Alternative text

github

Example data analyses

Some example analyses pipelines.

Note

When samples of interest are distributed between different sequencing libraries, then first demultiplex (if needed) libraries separately and place samples of interest into separate working directory.


Inspect quality profiles

Examine the quality profiles and basic statistics of the your data set using QualityCheck module. See here.



Paired-end Illumina (or MGI-Tech) data

Example analyses of paired-end data. Starting with raw paired-end fastq files, finishing with ASV/OTU table and taxonomy table.

Demultiplexed paired-end data; ASV workflow with DADA2

Note

This tutorial follows DADA2 Pipeline Tutorial.

Here, we perform example analyses of paired-end data using mothur MiSeq SOP example data set. Download example data set here (35.1 Mb) and unzip it. This data set represents demultiplexed set (per-sample fastq files) of 16S rRNA gene V4 amplicon sequences where sample indexes and primers have already been removed.

  • If working with multiplexed data, see here.

  • If you need to trim the primers/adapters, see here.

Warning

Be sure that all sequences have same orientation (5’-3’ or 3’-5’) in your input data set(s)! If sequences are in mixed orientation (i.e. some sequences are recorded as 5’-3’ and some as 3’-5’; as usually in the raw data), then exactly the same ASV may be reported twice, where one is just the reverse complementary ASV: 1) ASV with sequence orientation of 5’-3’; and 2) ASV with sequence orientation of 3’-5’. Reorient sequences based on primer sequene using REORIENT panel; see here.

Important

When working with your own data, then please check that the paired-end data file names contain “R1” and “R2” strings (to correctly identify the paired-end reads by PipeCraft).

Example:
F3D0_S188_L001_R1_001.fastq
F3D0_S188_L001_R2_001.fastq
1. Select working directory by pressing the 'SELECT WORKDIR' button.
Secify
sequencing data format as demultiplexed;
sequence files extension as *.fastq;
sequencing read types as paired-end.
2. Select 'ASVs workflow' panel (right-ribbon) and check that docker is running (green icon);
  • Here, working with demultiplexed data, where primers have already been removed; so do not tick DEMULTIPLEX, REORIENT, CUT PRIMERS (see here to analyse multiplexed data, and here if you need to cut primers/adapters).

Alternative text



3. 'QUALITY FILTERING'

Before adjusting quality filtering settings, let’s have a look on the quality profile of our example data set.
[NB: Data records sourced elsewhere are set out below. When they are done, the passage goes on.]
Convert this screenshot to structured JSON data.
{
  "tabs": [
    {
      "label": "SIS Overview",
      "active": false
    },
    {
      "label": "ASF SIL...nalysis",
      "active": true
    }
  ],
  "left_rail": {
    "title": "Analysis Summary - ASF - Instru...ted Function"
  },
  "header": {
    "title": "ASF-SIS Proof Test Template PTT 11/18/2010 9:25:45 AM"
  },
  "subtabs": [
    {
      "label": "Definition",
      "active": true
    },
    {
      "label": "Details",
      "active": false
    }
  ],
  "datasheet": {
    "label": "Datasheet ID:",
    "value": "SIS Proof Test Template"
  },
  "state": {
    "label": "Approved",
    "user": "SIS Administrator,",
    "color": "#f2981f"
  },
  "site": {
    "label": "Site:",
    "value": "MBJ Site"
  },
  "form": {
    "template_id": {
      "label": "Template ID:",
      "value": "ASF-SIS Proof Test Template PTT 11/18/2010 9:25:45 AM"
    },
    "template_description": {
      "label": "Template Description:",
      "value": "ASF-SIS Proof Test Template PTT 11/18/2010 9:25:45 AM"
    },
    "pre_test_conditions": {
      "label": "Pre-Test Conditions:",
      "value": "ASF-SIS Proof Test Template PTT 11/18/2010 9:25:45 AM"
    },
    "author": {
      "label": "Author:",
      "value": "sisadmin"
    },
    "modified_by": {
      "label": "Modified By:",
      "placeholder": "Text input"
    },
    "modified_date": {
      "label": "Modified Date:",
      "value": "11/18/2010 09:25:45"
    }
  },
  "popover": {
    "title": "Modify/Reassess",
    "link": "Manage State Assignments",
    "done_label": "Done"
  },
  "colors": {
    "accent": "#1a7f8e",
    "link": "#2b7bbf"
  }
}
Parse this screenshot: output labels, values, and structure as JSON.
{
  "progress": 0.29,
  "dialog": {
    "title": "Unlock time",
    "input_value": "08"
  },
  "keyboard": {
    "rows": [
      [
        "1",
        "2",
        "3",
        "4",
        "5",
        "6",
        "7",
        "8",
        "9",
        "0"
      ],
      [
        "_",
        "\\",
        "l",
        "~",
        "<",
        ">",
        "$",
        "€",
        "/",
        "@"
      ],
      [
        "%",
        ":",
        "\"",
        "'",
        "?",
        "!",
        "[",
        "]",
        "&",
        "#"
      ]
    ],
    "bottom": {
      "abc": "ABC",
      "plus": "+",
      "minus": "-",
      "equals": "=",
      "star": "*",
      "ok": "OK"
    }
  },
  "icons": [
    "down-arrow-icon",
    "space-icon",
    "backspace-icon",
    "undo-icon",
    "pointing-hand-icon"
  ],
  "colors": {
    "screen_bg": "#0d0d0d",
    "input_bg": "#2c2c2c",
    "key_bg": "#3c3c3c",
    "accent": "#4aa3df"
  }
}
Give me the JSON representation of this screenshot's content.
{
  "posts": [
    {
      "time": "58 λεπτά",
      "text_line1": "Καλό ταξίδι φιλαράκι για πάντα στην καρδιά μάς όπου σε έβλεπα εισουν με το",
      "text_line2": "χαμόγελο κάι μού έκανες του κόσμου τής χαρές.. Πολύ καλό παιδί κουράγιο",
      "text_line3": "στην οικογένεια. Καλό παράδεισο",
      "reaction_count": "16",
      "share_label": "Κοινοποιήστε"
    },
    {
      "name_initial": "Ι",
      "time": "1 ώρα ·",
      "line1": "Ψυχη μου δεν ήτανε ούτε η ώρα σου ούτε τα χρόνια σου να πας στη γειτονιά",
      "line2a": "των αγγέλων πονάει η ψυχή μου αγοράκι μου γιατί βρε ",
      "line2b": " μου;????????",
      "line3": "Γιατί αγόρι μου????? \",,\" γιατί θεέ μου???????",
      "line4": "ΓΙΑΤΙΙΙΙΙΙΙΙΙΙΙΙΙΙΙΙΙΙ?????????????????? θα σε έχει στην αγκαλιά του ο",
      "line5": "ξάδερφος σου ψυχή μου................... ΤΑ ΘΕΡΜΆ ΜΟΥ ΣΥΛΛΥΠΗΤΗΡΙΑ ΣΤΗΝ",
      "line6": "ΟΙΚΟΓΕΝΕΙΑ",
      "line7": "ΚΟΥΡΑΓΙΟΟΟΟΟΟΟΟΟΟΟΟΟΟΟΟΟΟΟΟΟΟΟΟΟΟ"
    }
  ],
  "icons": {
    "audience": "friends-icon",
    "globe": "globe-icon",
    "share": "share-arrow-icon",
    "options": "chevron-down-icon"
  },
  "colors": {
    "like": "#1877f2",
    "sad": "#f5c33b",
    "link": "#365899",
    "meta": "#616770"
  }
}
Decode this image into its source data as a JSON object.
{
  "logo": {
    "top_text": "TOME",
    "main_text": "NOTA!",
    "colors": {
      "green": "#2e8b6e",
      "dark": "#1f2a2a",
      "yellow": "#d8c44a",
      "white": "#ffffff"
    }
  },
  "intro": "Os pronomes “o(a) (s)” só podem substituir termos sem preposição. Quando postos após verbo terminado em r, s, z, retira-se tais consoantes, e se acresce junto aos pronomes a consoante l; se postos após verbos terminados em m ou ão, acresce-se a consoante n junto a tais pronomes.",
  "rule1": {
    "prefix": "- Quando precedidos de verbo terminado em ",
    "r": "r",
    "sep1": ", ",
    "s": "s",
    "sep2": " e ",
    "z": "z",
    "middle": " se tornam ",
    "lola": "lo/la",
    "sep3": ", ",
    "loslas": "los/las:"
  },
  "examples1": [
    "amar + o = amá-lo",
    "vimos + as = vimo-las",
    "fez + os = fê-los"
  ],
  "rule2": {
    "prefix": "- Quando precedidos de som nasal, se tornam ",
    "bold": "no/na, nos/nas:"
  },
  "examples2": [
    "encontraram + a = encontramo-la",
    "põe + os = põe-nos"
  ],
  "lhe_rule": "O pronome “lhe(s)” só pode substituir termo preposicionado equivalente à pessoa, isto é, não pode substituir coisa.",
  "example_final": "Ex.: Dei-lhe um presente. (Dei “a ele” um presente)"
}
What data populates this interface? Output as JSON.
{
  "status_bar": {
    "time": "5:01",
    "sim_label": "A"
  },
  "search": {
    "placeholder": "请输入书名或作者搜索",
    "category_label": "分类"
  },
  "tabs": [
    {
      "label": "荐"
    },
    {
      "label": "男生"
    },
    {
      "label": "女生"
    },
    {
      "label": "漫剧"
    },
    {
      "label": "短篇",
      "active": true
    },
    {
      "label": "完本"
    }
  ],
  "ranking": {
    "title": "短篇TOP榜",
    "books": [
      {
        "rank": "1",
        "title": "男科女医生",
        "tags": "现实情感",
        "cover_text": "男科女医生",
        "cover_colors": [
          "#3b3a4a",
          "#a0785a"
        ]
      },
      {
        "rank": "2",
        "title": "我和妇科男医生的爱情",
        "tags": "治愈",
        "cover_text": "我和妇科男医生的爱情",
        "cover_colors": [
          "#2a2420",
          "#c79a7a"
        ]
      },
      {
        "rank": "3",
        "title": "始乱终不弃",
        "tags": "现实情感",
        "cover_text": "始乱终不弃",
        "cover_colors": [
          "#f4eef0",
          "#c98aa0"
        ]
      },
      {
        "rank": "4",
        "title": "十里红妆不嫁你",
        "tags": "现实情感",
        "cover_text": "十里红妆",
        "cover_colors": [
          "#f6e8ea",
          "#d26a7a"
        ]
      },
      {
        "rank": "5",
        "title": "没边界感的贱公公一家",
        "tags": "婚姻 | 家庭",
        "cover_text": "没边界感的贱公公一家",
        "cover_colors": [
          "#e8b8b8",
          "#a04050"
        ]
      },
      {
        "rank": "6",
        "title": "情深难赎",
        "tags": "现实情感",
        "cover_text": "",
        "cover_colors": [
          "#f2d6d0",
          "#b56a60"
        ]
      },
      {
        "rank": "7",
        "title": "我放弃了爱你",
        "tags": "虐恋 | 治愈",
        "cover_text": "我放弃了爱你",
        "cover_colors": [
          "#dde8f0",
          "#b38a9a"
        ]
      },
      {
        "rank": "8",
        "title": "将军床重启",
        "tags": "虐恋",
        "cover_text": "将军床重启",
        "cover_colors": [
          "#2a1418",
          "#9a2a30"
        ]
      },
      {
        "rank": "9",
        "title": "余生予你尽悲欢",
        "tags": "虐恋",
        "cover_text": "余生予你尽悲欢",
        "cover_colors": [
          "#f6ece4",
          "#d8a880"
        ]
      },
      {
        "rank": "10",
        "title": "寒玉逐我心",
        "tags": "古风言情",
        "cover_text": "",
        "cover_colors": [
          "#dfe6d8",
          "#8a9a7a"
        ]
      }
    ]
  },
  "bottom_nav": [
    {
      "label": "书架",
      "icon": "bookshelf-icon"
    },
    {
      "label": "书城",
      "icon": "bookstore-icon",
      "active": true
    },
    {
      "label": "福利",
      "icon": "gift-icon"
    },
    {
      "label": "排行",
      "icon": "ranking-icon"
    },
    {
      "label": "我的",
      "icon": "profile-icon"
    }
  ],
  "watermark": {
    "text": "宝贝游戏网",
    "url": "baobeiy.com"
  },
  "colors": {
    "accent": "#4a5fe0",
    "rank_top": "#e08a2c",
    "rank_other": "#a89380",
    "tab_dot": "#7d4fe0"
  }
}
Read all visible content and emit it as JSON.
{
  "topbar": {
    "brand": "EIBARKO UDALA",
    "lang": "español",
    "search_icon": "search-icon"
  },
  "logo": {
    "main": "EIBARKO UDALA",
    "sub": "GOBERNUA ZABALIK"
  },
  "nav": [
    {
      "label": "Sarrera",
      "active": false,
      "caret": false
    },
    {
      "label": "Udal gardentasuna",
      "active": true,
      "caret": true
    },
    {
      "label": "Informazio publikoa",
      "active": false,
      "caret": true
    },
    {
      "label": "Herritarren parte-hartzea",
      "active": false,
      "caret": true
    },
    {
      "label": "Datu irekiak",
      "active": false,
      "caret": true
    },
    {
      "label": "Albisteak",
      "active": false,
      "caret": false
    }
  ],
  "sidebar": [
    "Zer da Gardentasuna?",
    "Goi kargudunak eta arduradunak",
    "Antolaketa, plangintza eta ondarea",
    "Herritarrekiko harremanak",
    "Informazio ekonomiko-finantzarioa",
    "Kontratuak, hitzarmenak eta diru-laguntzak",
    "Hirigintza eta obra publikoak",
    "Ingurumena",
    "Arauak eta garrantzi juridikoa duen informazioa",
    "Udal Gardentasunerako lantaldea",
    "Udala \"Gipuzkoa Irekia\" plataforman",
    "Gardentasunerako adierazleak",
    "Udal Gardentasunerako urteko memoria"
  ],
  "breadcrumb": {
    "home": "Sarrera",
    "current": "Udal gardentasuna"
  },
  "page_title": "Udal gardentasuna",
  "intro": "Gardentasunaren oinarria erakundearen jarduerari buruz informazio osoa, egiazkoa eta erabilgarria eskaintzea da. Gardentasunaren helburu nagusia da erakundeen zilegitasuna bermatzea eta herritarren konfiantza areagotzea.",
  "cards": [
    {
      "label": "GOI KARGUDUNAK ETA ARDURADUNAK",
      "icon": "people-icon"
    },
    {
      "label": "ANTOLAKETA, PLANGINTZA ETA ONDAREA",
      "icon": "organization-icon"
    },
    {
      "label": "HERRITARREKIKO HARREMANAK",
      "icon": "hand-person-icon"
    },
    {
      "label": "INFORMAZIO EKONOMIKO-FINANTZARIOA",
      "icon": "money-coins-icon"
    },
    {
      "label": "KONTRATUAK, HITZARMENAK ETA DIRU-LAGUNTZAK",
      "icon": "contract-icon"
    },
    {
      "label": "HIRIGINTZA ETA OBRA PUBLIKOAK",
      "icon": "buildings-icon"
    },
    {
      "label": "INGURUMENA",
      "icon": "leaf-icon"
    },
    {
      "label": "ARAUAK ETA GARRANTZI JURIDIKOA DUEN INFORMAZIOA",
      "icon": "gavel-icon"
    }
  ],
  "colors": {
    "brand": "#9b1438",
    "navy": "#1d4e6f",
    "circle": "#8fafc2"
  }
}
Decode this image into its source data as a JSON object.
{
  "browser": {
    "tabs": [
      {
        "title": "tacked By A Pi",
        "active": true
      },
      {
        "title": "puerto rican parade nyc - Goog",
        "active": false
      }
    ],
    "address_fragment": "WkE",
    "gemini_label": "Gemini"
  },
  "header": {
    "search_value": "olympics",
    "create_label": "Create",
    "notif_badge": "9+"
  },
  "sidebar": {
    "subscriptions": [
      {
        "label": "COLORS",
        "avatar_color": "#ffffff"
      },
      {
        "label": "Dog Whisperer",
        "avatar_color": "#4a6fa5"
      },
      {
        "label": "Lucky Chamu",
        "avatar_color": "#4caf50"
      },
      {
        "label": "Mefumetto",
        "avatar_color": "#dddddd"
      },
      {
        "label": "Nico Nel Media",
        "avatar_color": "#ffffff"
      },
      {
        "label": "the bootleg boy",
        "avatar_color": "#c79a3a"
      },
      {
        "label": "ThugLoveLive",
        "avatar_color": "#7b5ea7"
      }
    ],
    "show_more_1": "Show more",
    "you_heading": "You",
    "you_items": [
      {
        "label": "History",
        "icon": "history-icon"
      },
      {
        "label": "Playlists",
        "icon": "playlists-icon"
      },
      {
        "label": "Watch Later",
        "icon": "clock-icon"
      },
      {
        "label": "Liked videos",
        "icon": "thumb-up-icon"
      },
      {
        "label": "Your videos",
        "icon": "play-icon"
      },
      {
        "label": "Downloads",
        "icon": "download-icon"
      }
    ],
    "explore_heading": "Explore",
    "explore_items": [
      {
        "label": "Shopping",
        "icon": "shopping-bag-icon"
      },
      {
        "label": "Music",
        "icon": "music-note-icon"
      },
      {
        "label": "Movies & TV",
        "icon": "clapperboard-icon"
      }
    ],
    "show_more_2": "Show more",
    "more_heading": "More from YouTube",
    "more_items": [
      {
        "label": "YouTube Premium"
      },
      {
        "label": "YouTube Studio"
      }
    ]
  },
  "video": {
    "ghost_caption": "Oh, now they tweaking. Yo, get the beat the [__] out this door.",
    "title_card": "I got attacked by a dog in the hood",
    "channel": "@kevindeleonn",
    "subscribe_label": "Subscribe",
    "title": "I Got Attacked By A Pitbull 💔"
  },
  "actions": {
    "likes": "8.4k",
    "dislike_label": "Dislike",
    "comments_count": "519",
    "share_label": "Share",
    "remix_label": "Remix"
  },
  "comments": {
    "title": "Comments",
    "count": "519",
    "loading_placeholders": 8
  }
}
Below quality profile plot was generated using QualityCheck panel (see here).

Alternative text

In this case, all R1 files are represented with green lines, indicating good average quality per file. However, all R2 files are either yellow or red, indicating a drop in quality scores. Lower qualities of R2 reads are characteristic for Illumina sequencing data, and is not too alarming. DADA2 algoritm is robust to lower quality sequences, but removing the low quality read parts will improve the DADA2 sensitivity to rare sequence variants.

  • Click on QUALITY FILTERING to expand the panel

  • specify identifier strings for read R1 and read R2. Here, fastq file names = F3D0_S188_L001_R1_001.fastq, F3D0_S188_L001_R2_001.fastq etc…; _R1 and _R2 are common identifiers for all files.

  • specify samp ID (sample identifier). Here _ (underscore), which denotes that sample name is a string before the first _ in the fastq file name.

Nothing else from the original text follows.